I have an old Gaggia Classic (2010)

Having just given it a bit of a tune up .... major clean, descale, set OPV, new wand.

Thought is would be nice to fit some LED lights (seen some pics of Classics with nice blue LED lighting)

Anybody have a link to parts ? ... or a kit ?

There used to be a guy selling LED kits on eBay (gaggia- BoostBox) but nothing listed anymore.


----------



## Alfieboy (Dec 26, 2018)

@FairRecycleris the same person


----------



## Argonaut (Dec 10, 2009)

Had a reply - no kits currently ..... I may wait.

Unless anyone has done this themselves and can point me to appropriate parts


----------



## larkim (Sep 3, 2018)

I did it about 6 month ago with some parts listed here

https://www.coffeeforums.co.uk/topic/58394-lighting-up-the-water-tank/page/2/?do=embed


----------



## Argonaut (Dec 10, 2009)

Anybody done this on a Classic ..... the pics in that thread don't load, be interested where LEDS are fitted and where wiring & transformer located.


----------



## larkim (Sep 3, 2018)

Mine was on a classic (not sure why the photos don't load).

I mounted the LED strip just above the water tank at the rear - you can thread through the strip from within the case, and then it was a case of finding a decent adhesive to keep the strip in place. It's not shifted at all since I did it.

All pretty easy, mine is done so that the LEDs are on when the power to the wall socket is on, irrespective of whether the machine itself is turned on. But then I leave my machine on permanently with a smart Wifi plug which activates at 6:30am for my morning brew and then switches off during the day etc.


----------



## larkim (Sep 3, 2018)

Here's a link to the Google Photos archive of my project

https://photos.app.goo.gl/RRDJ433dv1mjrSVT9


----------



## LucioG (Oct 13, 2021)

you can also run an LED strip from the back without opening up the machine.
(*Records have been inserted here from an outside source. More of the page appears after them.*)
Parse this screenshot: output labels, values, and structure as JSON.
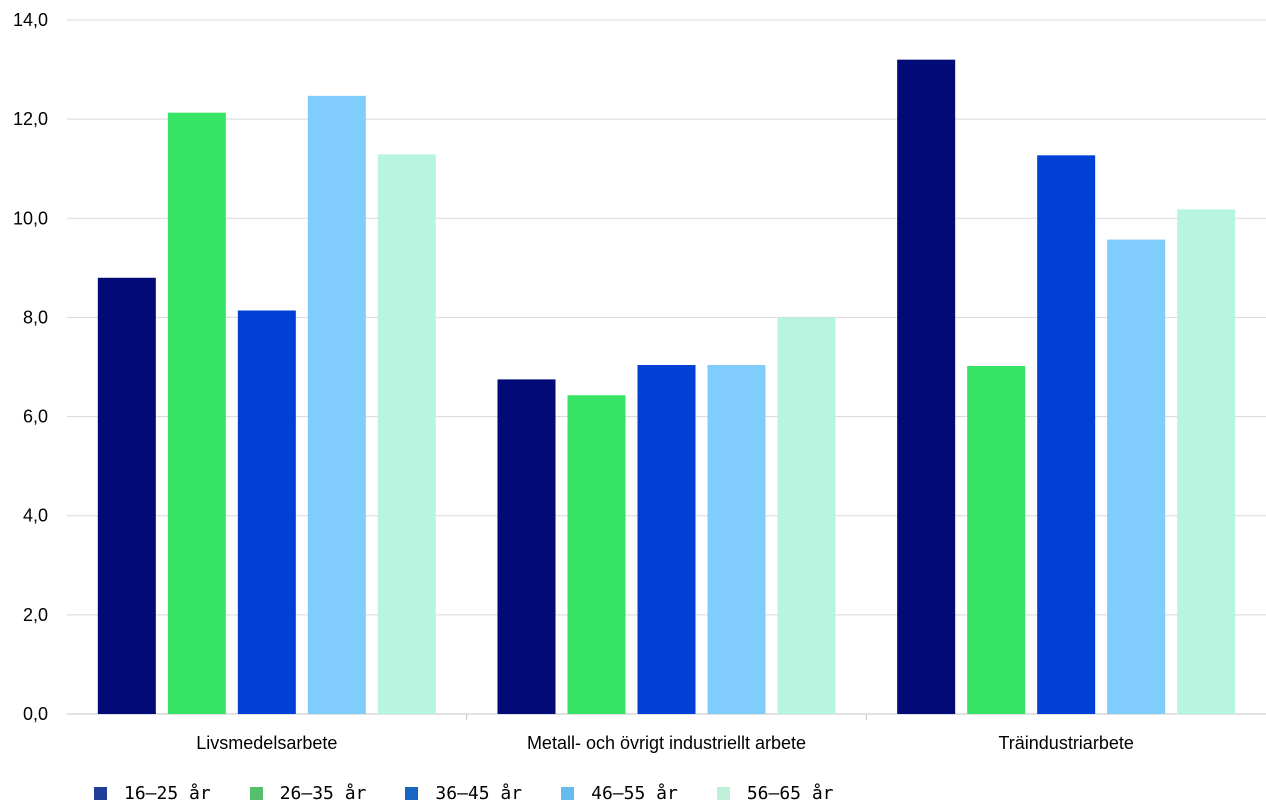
{
  "chart_data": {
    "type": "bar",
    "categories": [
      "Livsmedelsarbete",
      "Metall- och övrigt industriellt arbete",
      "Träindustriarbete"
    ],
    "series": [
      {
        "name": "16–25 år",
        "values": [
          8.8,
          6.75,
          13.2
        ],
        "color": "#020a78",
        "legend_color": "#1f3d99"
      },
      {
        "name": "26–35 år",
        "values": [
          12.13,
          6.43,
          7.02
        ],
        "color": "#36e364",
        "legend_color": "#55bf6b"
      },
      {
        "name": "36–45 år",
        "values": [
          8.14,
          7.04,
          11.27
        ],
        "color": "#0040d6",
        "legend_color": "#1866c2"
      },
      {
        "name": "46–55 år",
        "values": [
          12.47,
          7.04,
          9.57
        ],
        "color": "#80ccfc",
        "legend_color": "#66bbef"
      },
      {
        "name": "56–65 år",
        "values": [
          11.29,
          8.0,
          10.18
        ],
        "color": "#b8f5e0",
        "legend_color": "#bfeed9"
      }
    ],
    "ylim": [
      0,
      14
    ],
    "yticks": [
      "0,0",
      "2,0",
      "4,0",
      "6,0",
      "8,0",
      "10,0",
      "12,0",
      "14,0"
    ],
    "ytick_values": [
      0,
      2,
      4,
      6,
      8,
      10,
      12,
      14
    ],
    "grid": true,
    "legend_position": "bottom-left",
    "title": "",
    "xlabel": "",
    "ylabel": ""
  }
}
Now I just need to figure out how to upload a photo..


----------



## LucioG (Oct 13, 2021)

Link to photos: https://photos.app.goo.gl/dcEFLzFEPPPspbqH6


----------



## Argonaut (Dec 10, 2009)

OK .... did the job on my Gaggia.

Fitting of transfomer & LED much the same as in the thread.

I went easy route for the mains connection ..... simply snip the wires going to AC inlet, connect them to 3 way WAGO lever connectors, then use the spare way to power the LED transformer, all very neat & safe.

After 14 years of use .... now has lights 🙂

Q How long do pumps normally last ?

Pic of Gaggia & connectorss for those that are interested.


----------



## allikat (Jan 27, 2020)

Lighting above the tank is the way to go definitely. I tried an LED strip under the boiler in front of the tank, but they didn't last long with the boiler's heat.


----------